Cumhurbaşkanı Erdoğan bu ayın 14’ünde Birleşik Arap Emirlikleri’nin başkenti Abu Dabi’yi ziyaret edecek. Bu ziyaret Abu Dabi veliaht prensi Muhammed Bin Zayid’in 24 Kasım’da Ankara’ya yaptığı ziyaretin ardından gerçekleşecek ve sadece BAE ile değil Körfez’in diğer ülkeleriyle de normalleşme kapılarını açacak. Türkiye doğrudan BAE veya Körfez’in diğer ülkelerini hedef alan politikalar uygulamamasına rağmen ilişkileri sorunlu hale getiren, onların Katar’a uyguladığı ambargo olmuştu. Türkiye Körfez’deki kavgada tarafını Katar’dan yana koymuştu. Önce 2014 ardından 2017 yılında Katar’a uygulanan ambargoda Doha yönetimi Türkiye’nin varlığı sayesinde ağır yaptırımlara direnebilmişti. Bu da başta BAE ve Suudi Arabistan olmak üzere bölge ülkelerinin Türkiye’yi karşılarına almalarına neden olmuştu. 2021 yılına kadar ilişkiler ciddi sınamalardan geçti. Türkiye Katar’a sadece gıda desteği vermedi aynı zamanda, belki daha da önemlisi askeri destek sağladı. Bu durum BAE tarafından bölgenin istikrarsızlaştırılması olarak tanımlandı. Katar’dan Türkiye ile askeri ilişkileri sonlandırmasını istediler ama bu gerçekleşmedi. 2021 yılına kadar herkes birbirini tarttı ve kimsenin bir diğerini hegemonyası altına alamayacağı ortaya çıktı. Geçtiğimiz yıl, tarafların yeniden birbirlerinin yüzüne baktığı ve ilişkilerin normalleştirilme adına irade gösterdiği bir yıl oldu.
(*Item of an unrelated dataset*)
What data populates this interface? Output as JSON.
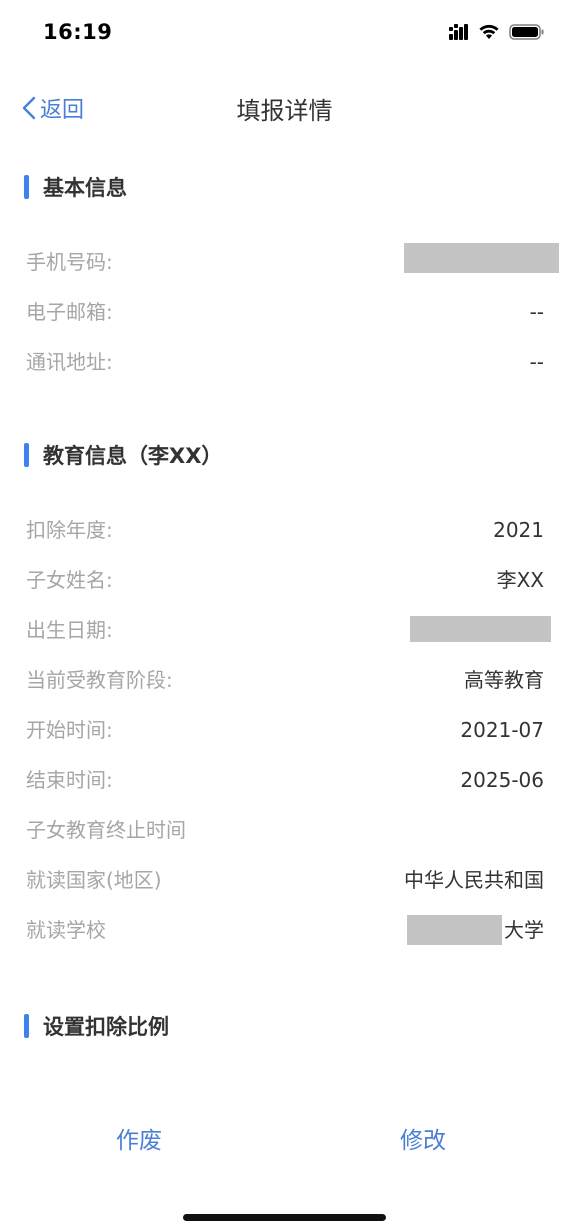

Şimdi gerek Ortadoğu’da gerek Körfez’de bir restorasyon dönemi yaşanıyor. Başkentler arasında karşılıklı ziyaretler ve diplomasi trafiği var. Türkiye bu trafiğin merkez ülkelerinden biri. Ankara bir yandan Körfez ülkeleriyle ilişkileri yeniden toparlamaya ve 2014 öncesi sürece çekmeye çalışırken diğer yandan Mısır başta olmak üzere Ortadoğu ile normalleşme hatlarını yeniden inşa ediyor. Arap halkları da bölgedeki bu hızlı değişimi soluksuz takip ediyor. İsrail ile Arap ülkeleri arasındaki normalleşme adımları, tartışmaların gölgesinde sürüyor. Bu normalleşmenin başını BAE çekiyor. İsrail’le 2020’de normalleşme anlaşması imzalayan BAE, iki ülke arasında doğrudan uçak seferlerini de başlatmıştı. Resmi birçok ziyaret oldu ama en önemlisi geçtiğimiz hafta gerçekleşti. İsrail Cumhurbaşkanı Isaac Herzog, BAE’e giden en üst düzey İsrailli yetkili oldu. Suudi Arabistan yönetimi de İsrail ile normalleşme konusunda istekli görünüyor. Riyad yönetimi 2002 yılında imzalanan Arap Barış Girişimi şartları çerçevesinde ilişkilerin normalleştirilmesinin mümkün olduğunu açıkladı ancak öyle görünüyor ki bu şartlar olmaksızın da normalleşme sürece gerçekleşecek. Zaman meselesi.
İşte Erdoğan’ın Körfez ziyareti böyle bir atmosferde gerçekleşiyor. Türkiye bölge ülkeleriyle yaşadığı soğuk savaşı sona erdirmek ve ilişkileri yeniden restore etmek istiyor. Zira bu soğuk savaş bütün ülkeler açısından kayıp yıllar oldu. Örneğin Türkiye Suudi Arabistan arasında 5 milyar doların üzerinde seyreden yıllık ticaret hacmi son bir yılda 3 milyar dolara kadar geriledi. Riyad yönetiminin Türk mallarına yönelik uyguladığı ambargo yüzünden neredeyse Suudi Arabistan’a ihracatımız 3 milyar dolardan 200 milyon dolar düzeylerine geriledi. Şimdi yeni hedef; yeniden ilişkileri normalleştirmek ve bu rakamı yeniden 3 milyar dolar üzerine çıkarmak. Keza BAE ile olan ticaret hacmimizi de 2017 öncesinde olduğu gibi 15 milyar dolar üzerine çıkarmak.
Türkiye’nin attığı adımlar bütün bölge halkları için barış ve refah getirecektir. Kovid-19 salgınının etkisinin de kalkmasıyla birlikte bölgede yeni bir toparlanma sürecine giriyoruz.